Clinical Instructor
Department of Medicine
UCLA

Project Title:  Outcomes and Mechanisms of Bidirectional EphB/ephrinB2 Decoupling in Multiple Myeloma

Mentors:
John Chute, MD - UCLA
Ken Dorshkind, PhD - UCLA

Multidisciplinary Expertise:
Cancer biology, malignant microenvironment, stem cell regulation, hematopoietic cell transplant, chimeric antigen receptor (CAR) T-cells, clinical hematology-oncology

Project Description:
Multiple myeloma (MM) is the most common primary bone marrow malignancy and, despite advances in treatment, remains incurable. It resides almost exclusively in the bone marrow. Interactions between MM and the bone marrow microenvironment are essential for disease progression but the details of those interactions are not well understood. Bone marrow vascular endothelial cells (BMECs) strongly support myeloma and we hypothesized that this was due to a paracrine effect.
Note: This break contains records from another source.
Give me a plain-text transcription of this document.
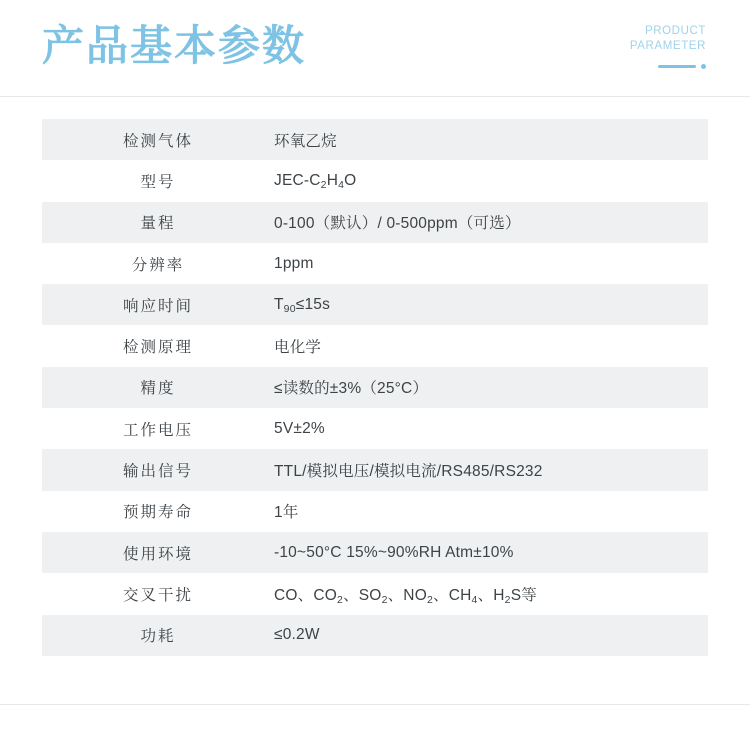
产品基本参数	PRODUCT
PARAMETER
检测气体	环氧乙烷
型号	JEC-$C_2H_4O$
量程	0-100（默认）/ 0-500ppm（可选）
分辨率	1ppm
响应时间	$T_{90}\le 15s$
检测原理	电化学
精度	≤读数的±3%（25°C）
工作电压	5V±2%
输出信号	TTL/模拟电压/模拟电流/RS485/RS232
预期寿命	1年
使用环境	-10~50°C 15%~90%RH Atm±10%
交叉干扰	CO、$CO_2$、$SO_2$、$NO_2$、$CH_4$、$H_2S$等
功耗	≤0.2W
Using tissue-specific endothelial cell screens and siRNA screens, we saw that the EphB/ephrinB signaling promoted MM through BMECs. EphB and ephrinB are cell surface tyrosine kinase receptors which initiate bidirectional signaling events in cells upon engagement. Loss of ephrinB2 in MM severely impaired MM growth in vivo. We will further examine the consequences of decoupling EphB/ephrinB2, evaluate the downstream molecular pathways responsible for this effect, and determine if this is a path to a pharmacologically tractable intervention.